A day for remembrance

I guess everyone remembers where they were when 9/11 happened. I was working in the House of Commons at the time, just the length of a corridor away from Big Ben, while my wife and I were living in Docklands, a stone's throw away from another potential terrorist target, Canary Wharf.

A colleague hurried back from lunch to say a plane had just crashed into the World Trade Centre. We switched over to Sky News in our room in the Press Gallery and watched as the plumes of smoke rose from the first tower, convinced we were watching the aftermath of a terrible accident.

Then the second plane appeared. "Look, there's another one!" exclaimed a regional newspaper colleague. Almost as he said it, the other plane smashed into the second tower.

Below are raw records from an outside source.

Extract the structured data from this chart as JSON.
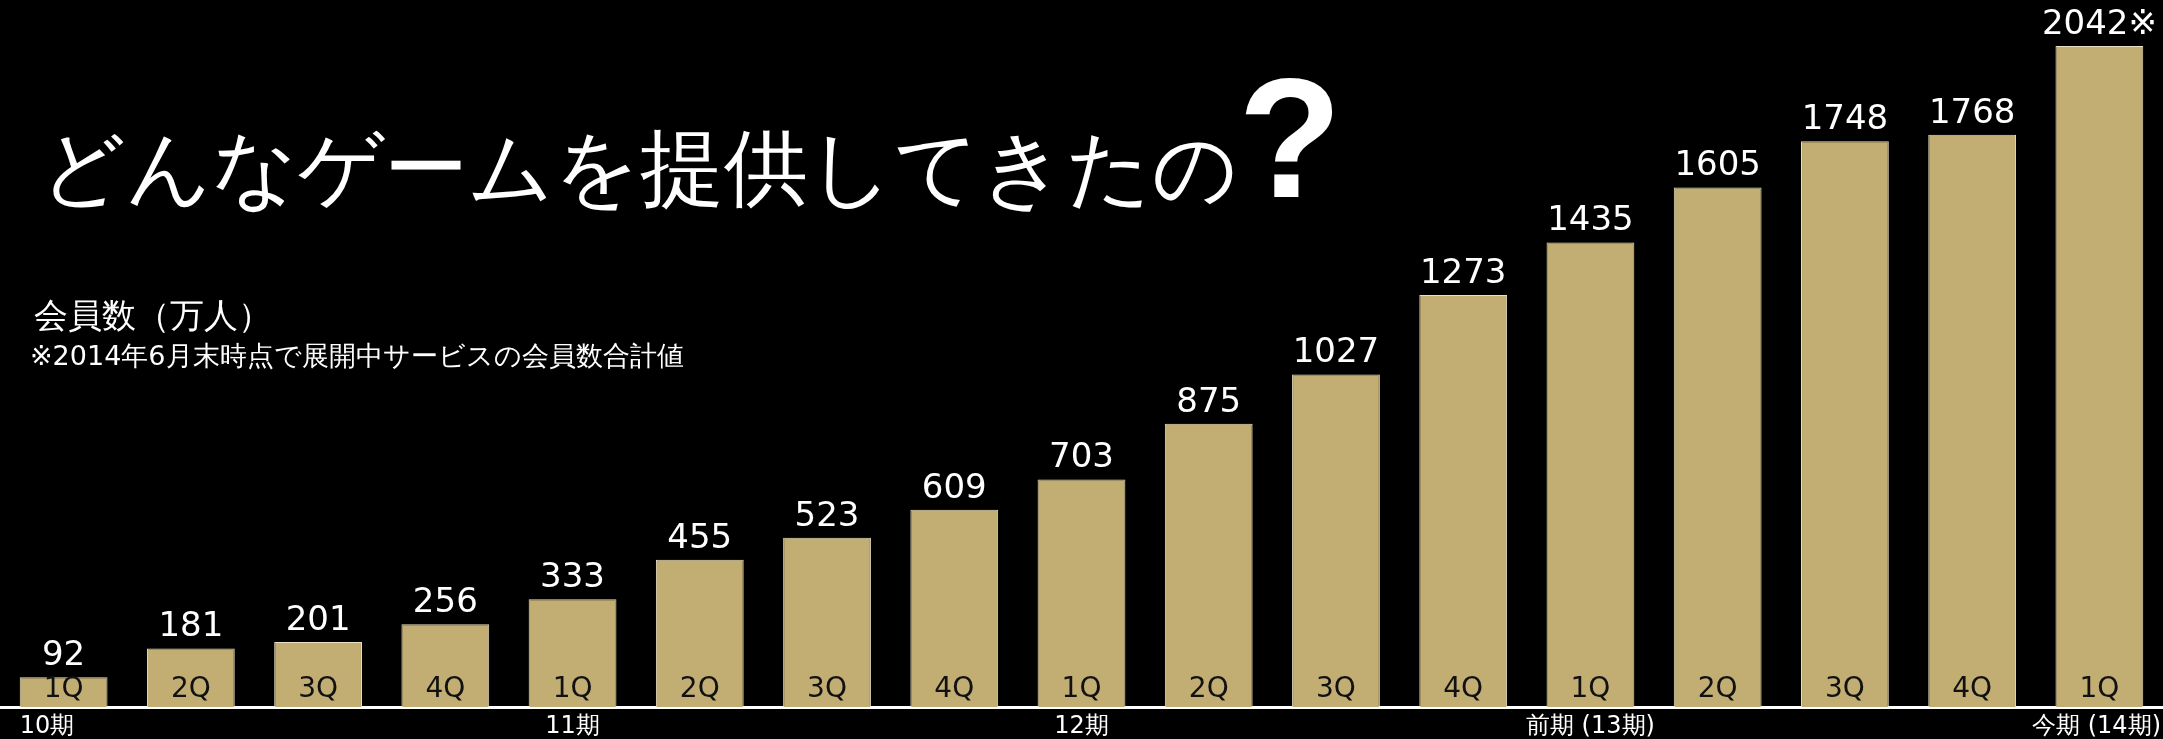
{
  "chart_data": {
    "type": "bar",
    "title": "どんなゲームを提供してきたの?",
    "ylabel": "会員数（万人）",
    "annotations": [
      "※2014年6月末時点で展開中サービスの会員数合計値",
      "10期",
      "11期",
      "12期",
      "前期 (13期)",
      "今期 (14期)"
    ],
    "categories": [
      "1Q",
      "2Q",
      "3Q",
      "4Q",
      "1Q",
      "2Q",
      "3Q",
      "4Q",
      "1Q",
      "2Q",
      "3Q",
      "4Q",
      "1Q",
      "2Q",
      "3Q",
      "4Q",
      "1Q"
    ],
    "values": [
      92,
      181,
      201,
      256,
      333,
      455,
      523,
      609,
      703,
      875,
      1027,
      1273,
      1435,
      1605,
      1748,
      1768,
      2042
    ],
    "value_labels": [
      "92",
      "181",
      "201",
      "256",
      "333",
      "455",
      "523",
      "609",
      "703",
      "875",
      "1027",
      "1273",
      "1435",
      "1605",
      "1748",
      "1768",
      "2042※"
    ],
    "color": "#c2ad72",
    "legend": false
  }
}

I don't think any of us could quite believe what was happening. For a moment, there was silence in the room, then someone said slowly "That was deliberate," and we all hit the phones to our head offices.

Of course it went without saying that the world had changed in an instant, but what I don't think we all fully appreciated at the time was how much British politics had changed too, kicking off the chain of events that was to destroy Tony Blair's once-promising premiership.

Mr Blair had been due to give a speech to the TUC that day in which he would mount a vigourous defence of the Government's public service reforms. Of course the speech was never delivered, and somehow the raison d'etre of a government that had come into power to improve the public services got lost along the way too.

But personal reminiscences and political consequences aside, it is right that, above all today, we remember those who lost their lives.